La generazione senza pari. Sui poeti italiani nati negli anni Sessanta
Politica culturale
Gianfranco Lauretano
Non si può dire di no alla poesia. Chi lo fa è bieco e cieco e sordo. Non è che così facendo non si voglia il bene del poeta (anche); piuttosto, non si ama il mondo, e in esso l’umano. Ora che la frenesia del globo si sta interrompendo, cosa accadrà? Ci sarà bisogno d’ulteriore aiuto e cambiamento. Occorrerà ritrovare quella parola amica che un tempo non c’era, perché dimenticata. Non si può generalizzare al massimo, d’accordo. Gli amanti del bello non sono scomparsi, e non scompariranno (per fortuna). Eppure, quella poesia che tanto amiamo dovrebbe essere coltivata come un fiore, o piantata come un albero, per dare ossigeno al cuore. Cercata come l’amore: quello vero, unico. Non so se mi spiego.
Non è quindi solo una questione di sviste, rinunce, noie. Il mondo che voleva tutto e subito, cosa cercherà, ora?
La poesia la uccidono i poetucoli della domenica, i marchettari, quelli che ci mangiano sopra negli infiniti concorsucoli, tanto da potersi permettere di costruire case su case… La poesia a volte la uccidono persino certi editori. Già. E non è questione di essere piccoli medi o grossi nella filiera. Si tratta di essere dei cinici bastardi.

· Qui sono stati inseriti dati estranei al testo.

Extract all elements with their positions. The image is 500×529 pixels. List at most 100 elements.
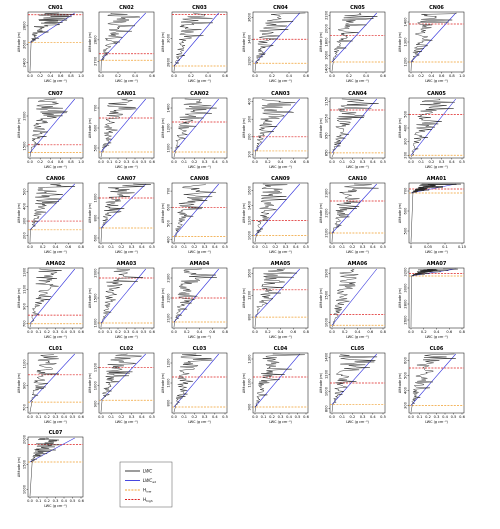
panel-title: CL06 bbox=[430, 346, 444, 352]
y-tick-label: 1500 bbox=[23, 459, 27, 469]
x-tick-label: 0.8 bbox=[459, 330, 465, 334]
x-tick-label: 0.4 bbox=[132, 74, 138, 78]
lwc-line bbox=[331, 353, 378, 413]
x-tick-label: 0.5 bbox=[380, 160, 386, 164]
x-tick-label: 0.0 bbox=[171, 74, 177, 78]
x-tick-label: 0.3 bbox=[278, 415, 284, 419]
x-axis-label: LWC (g cm⁻³) bbox=[44, 335, 67, 339]
panel-title: CL05 bbox=[351, 346, 365, 352]
x-tick-label: 0.2 bbox=[350, 160, 356, 164]
x-tick-label: 0.6 bbox=[446, 330, 452, 334]
lwc-line bbox=[29, 98, 68, 158]
panel-title: CL03 bbox=[193, 346, 207, 352]
lwc-ad-line bbox=[100, 268, 146, 324]
x-tick-label: 0.2 bbox=[37, 74, 43, 78]
x-tick-label: 0.1 bbox=[417, 415, 423, 419]
x-axis-label: LWC (g cm⁻³) bbox=[115, 250, 138, 254]
y-tick-label: 500 bbox=[167, 219, 171, 227]
x-tick-label: 0.0 bbox=[329, 160, 335, 164]
x-tick-label: 0.0 bbox=[98, 330, 104, 334]
x-tick-label: 0.4 bbox=[139, 245, 145, 249]
x-tick-label: 0.1 bbox=[107, 160, 113, 164]
plot-frame bbox=[252, 11, 309, 73]
panel-title: CN01 bbox=[48, 5, 63, 11]
panel-title: CAN05 bbox=[427, 91, 446, 97]
x-tick-label: 0.1 bbox=[339, 245, 345, 249]
y-tick-label: 1800 bbox=[325, 37, 329, 47]
x-tick-label: 0.2 bbox=[188, 74, 194, 78]
x-tick-label: 0.2 bbox=[44, 499, 50, 503]
x-tick-label: 0.1 bbox=[442, 245, 448, 249]
x-tick-label: 0.2 bbox=[192, 160, 198, 164]
lwc-line bbox=[410, 98, 455, 158]
lwc-ad-line bbox=[410, 353, 456, 406]
plot-frame bbox=[252, 182, 309, 244]
panel-cl07: CL07 0.0 0.1 0.2 0.3 0.4 0.5 0.6 LWC (g cm⁻³) 100… bbox=[17, 430, 85, 508]
panel-title: AMA02 bbox=[46, 261, 66, 267]
legend-label: LWCad bbox=[143, 478, 156, 484]
x-axis-label: LWC (g cm⁻³) bbox=[115, 335, 138, 339]
y-tick-label: 1200 bbox=[325, 369, 329, 379]
panel-can10: CAN10 0.0 0.1 0.2 0.3 0.4 0.5 LWC (g cm⁻³) 2100 2… bbox=[319, 176, 386, 254]
legend-label: Hlow bbox=[143, 488, 152, 494]
x-tick-label: 0.5 bbox=[295, 415, 301, 419]
x-axis-label: LWC (g cm⁻³) bbox=[269, 165, 292, 169]
y-tick-label: 300 bbox=[404, 401, 408, 409]
y-tick-label: 400 bbox=[404, 124, 408, 132]
x-tick-label: 0.3 bbox=[129, 415, 135, 419]
y-tick-label: 2400 bbox=[23, 57, 27, 67]
lwc-ad-line bbox=[410, 268, 456, 277]
x-tick-label: 0.3 bbox=[53, 330, 59, 334]
x-tick-label: 0.2 bbox=[265, 330, 271, 334]
y-tick-label: 1600 bbox=[248, 185, 252, 195]
y-tick-label: 1600 bbox=[248, 268, 252, 278]
y-tick-label: 1200 bbox=[167, 358, 171, 368]
panel-cn03: CN03 0.0 0.2 0.4 0.6 LWC (g cm⁻³) 2800 3000Alti… bbox=[161, 5, 229, 83]
y-tick-label: 1000 bbox=[94, 380, 98, 390]
panel-title: CL07 bbox=[49, 430, 63, 436]
plot-frame bbox=[27, 11, 84, 73]
panel-can08: CAN08 0.0 0.1 0.2 0.3 0.4 0.5 LWC (g cm⁻³) 400 50… bbox=[161, 176, 228, 254]
x-tick-label: 0.4 bbox=[212, 160, 218, 164]
y-axis-label: Altitude (m) bbox=[398, 31, 402, 52]
x-tick-label: 0.0 bbox=[98, 245, 104, 249]
x-tick-label: 0.6 bbox=[290, 160, 296, 164]
x-tick-label: 0.2 bbox=[269, 74, 275, 78]
x-tick-label: 0.0 bbox=[408, 74, 414, 78]
x-tick-label: 0.0 bbox=[27, 160, 33, 164]
panel-can01: CAN01 0.0 0.1 0.2 0.3 0.4 0.5 0.6 LWC (g cm⁻³) 50… bbox=[88, 91, 156, 169]
x-tick-label: 0.5 bbox=[222, 245, 228, 249]
y-tick-label: 1000 bbox=[167, 378, 171, 388]
y-tick-label: 950 bbox=[325, 132, 329, 140]
lwc-ad-line bbox=[410, 183, 456, 194]
panel-title: AMA05 bbox=[271, 261, 291, 267]
y-tick-label: 1200 bbox=[248, 215, 252, 225]
lwc-ad-line bbox=[29, 353, 75, 403]
x-axis-label: LWC (g cm⁻³) bbox=[346, 165, 369, 169]
x-tick-label: 0.2 bbox=[192, 245, 198, 249]
legend-entry-lwc: LWC bbox=[125, 469, 152, 474]
x-tick-label: 0.1 bbox=[108, 245, 114, 249]
lwc-line bbox=[173, 268, 217, 328]
plot-frame bbox=[27, 97, 84, 159]
panel-can04: CAN04 0.0 0.1 0.2 0.3 0.4 0.5 LWC (g cm⁻³) 850 95… bbox=[319, 91, 386, 169]
x-tick-label: 0.1 bbox=[108, 415, 114, 419]
panel-title: CL04 bbox=[274, 346, 288, 352]
y-tick-label: 700 bbox=[167, 187, 171, 195]
lwc-ad-line bbox=[331, 12, 377, 63]
lwc-line bbox=[331, 98, 379, 158]
y-tick-label: 1400 bbox=[404, 17, 408, 27]
x-tick-label: 0.1 bbox=[339, 160, 345, 164]
x-tick-label: 0.3 bbox=[202, 160, 208, 164]
x-tick-label: 0.5 bbox=[70, 499, 76, 503]
x-tick-label: 0.3 bbox=[439, 160, 445, 164]
y-axis-label: Altitude (m) bbox=[242, 117, 246, 138]
panel-title: CAN08 bbox=[190, 176, 209, 182]
x-tick-label: 0.2 bbox=[119, 245, 125, 249]
x-tick-label: 0.4 bbox=[363, 74, 369, 78]
x-axis-label: LWC (g cm⁻³) bbox=[44, 504, 67, 508]
panel-cn07: CN07 0.0 0.2 0.4 0.6 0.8 1.0 LWC (g cm⁻³) 1500 20… bbox=[17, 91, 85, 169]
x-tick-label: 0.8 bbox=[449, 74, 455, 78]
x-tick-label: 0.1 bbox=[339, 415, 345, 419]
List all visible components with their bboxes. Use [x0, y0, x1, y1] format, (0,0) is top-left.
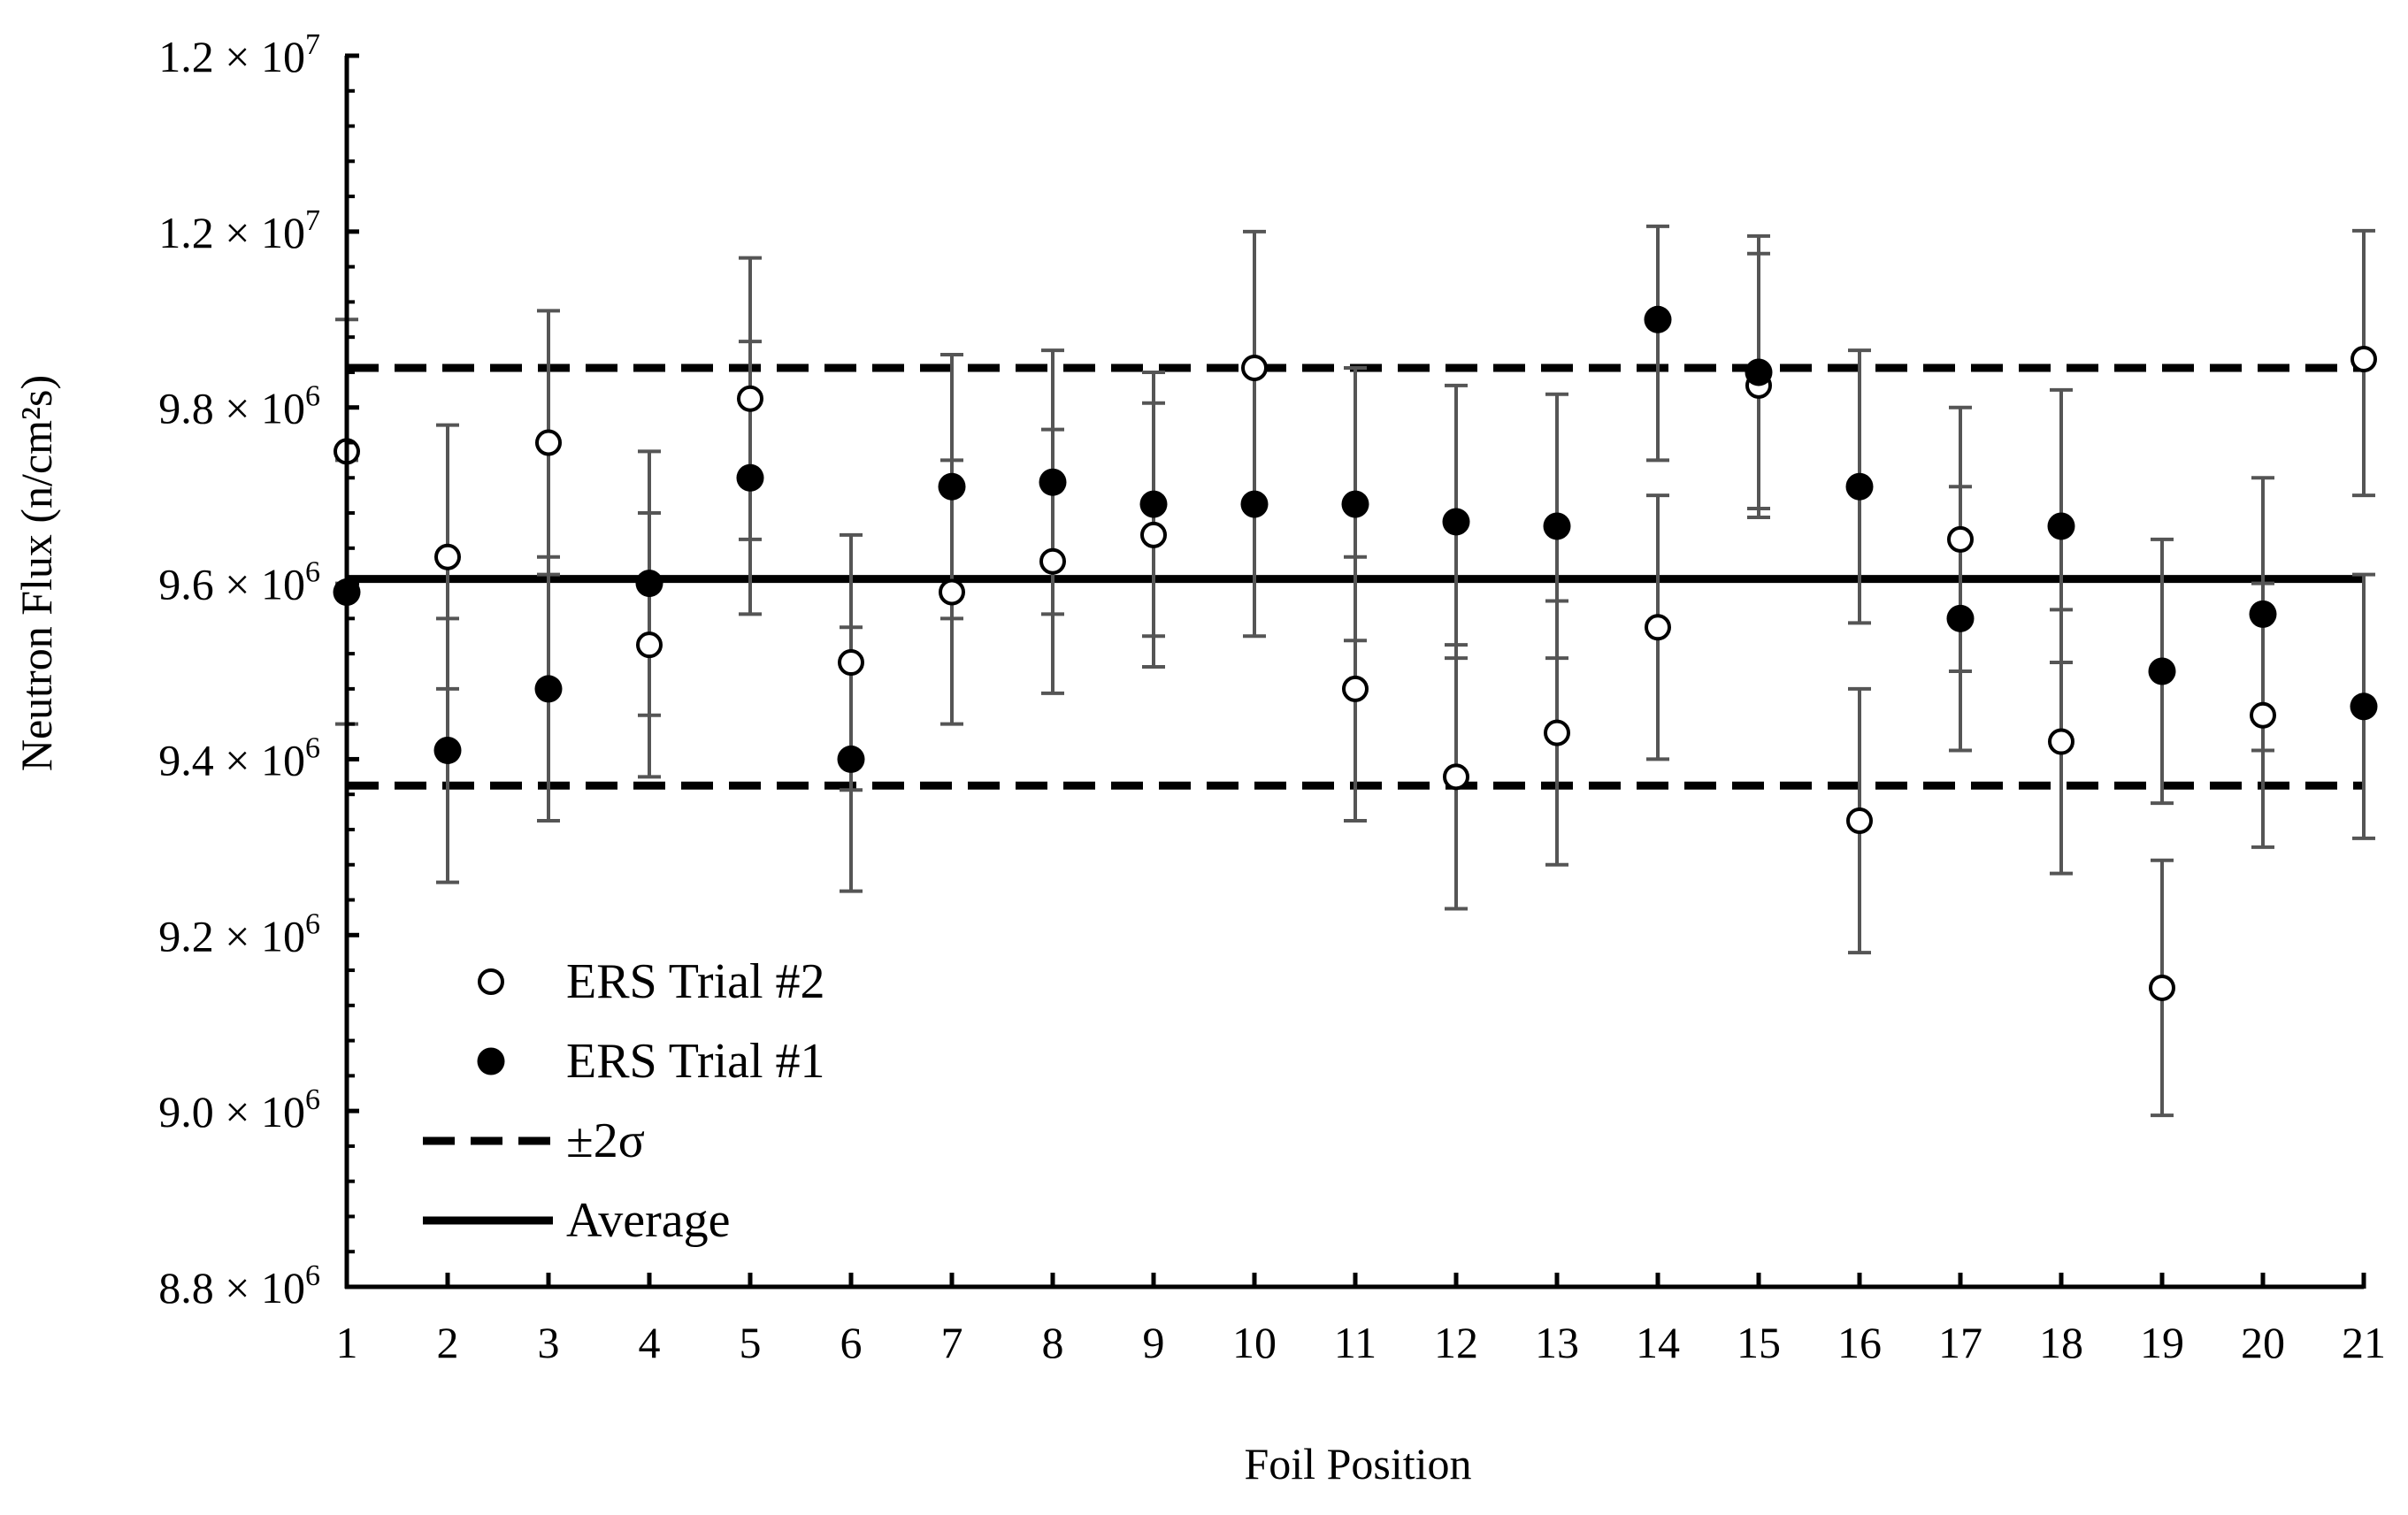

Cosa servirà allora, per davvero, a farci raggiungere un nuovo umanesimo letterario? La bellezza, sì. Una nuova visione del mondo, forse. Fors’anche, tanta poesia. Dirle di no cosa significa per te che t’interessi soltanto al gossip, e del pettegolezzo fai una ragione di vita? Per una volta soltanto (senza esagerare) scambiamoci i ruoli. Io ciarlo, e tu ascolti il ritmo sinuoso, antico, potente di un ditirambo. Ci stai?
Poiché, dai retta a me, la poesia sta ovunque. È di casa nel mondo. Sta nei capitoli di un romanzo, come nel vestirsi bene. Sta come un messaggio in bottiglia e nel rovescio della medaglia. La poesia sono i tuoi occhi che ammirano determinate sfumature. È un crepuscolo in cielo. L’arcobaleno dopo il temporale. Le tue labbra stupite.
La poesia è dire ti amo a una donna soltanto; è il mese più crudele; è andare contro il regime. Questa cosa, viva, vibra!, ti rende impavido, sognatore, fratello, eroe. Spavaldo come un corsaro!
Non si deve dire di no alla poesia. A quel poeta che fa della voce una lama, una forma nuova. Quel poeta che sta in mezzo a noi, e nessuno lo scorge. Ogni tanto qualcuno lo nomina, eccezionalmente lo indica, raramente lo ama. Che disdetta!, vero?
Non si può dire di no alla poesia, proprio per raggiungere ‒ sì, mi ripeto ‒ un nuovo umanesimo letterario. Se stessimo di più in mezzo al vento, o indicassimo maggiormente la luna. Distesi su un prato, o pronti a nuove sfide. Se dessimo maggior sicurezza ai nostri figli, con autorevolezza, invece che insultarli gettandoli in pasto alla strada. Se vedessimo oltre: che ne so, foreste di farfalle popolare nei tuoi sogni i centri commerciali. O minuscoli samurai abitare, la notte, gli oggetti della tua stanza. Se fossimo noi i visionari di un nuovo mondo, allora la poesia sarà senz’altro lì ad attenderci, a darci una mano. Uscirà, senza più paura, dai nascondigli nei quali si era celata. Accoglierà felice una nuova fiducia nei suoi confronti. D’altro canto, lei, ne sono certo, non s’è mai nascosta per davvero. Siamo noi, piuttosto, ad averla ignorata o ingoiata. Lei è viva, ulula, infiamma! Sta in un bordello dei bassi fondi, come in un buco nero dell’universo. Veste i panni dell’ingiustizia, della povertà, del silenzio: anche se fa un gran chiasso. Eccome se ne fa. Leggerne una vera, è puro godimento. Mi fa provare scosse…
Non possiamo dire di no alla poesia, dunque. Non a una qualunque. Ma a quella che hai nel cuore, fratello caro, e che ti farà osare oltre ogni misura.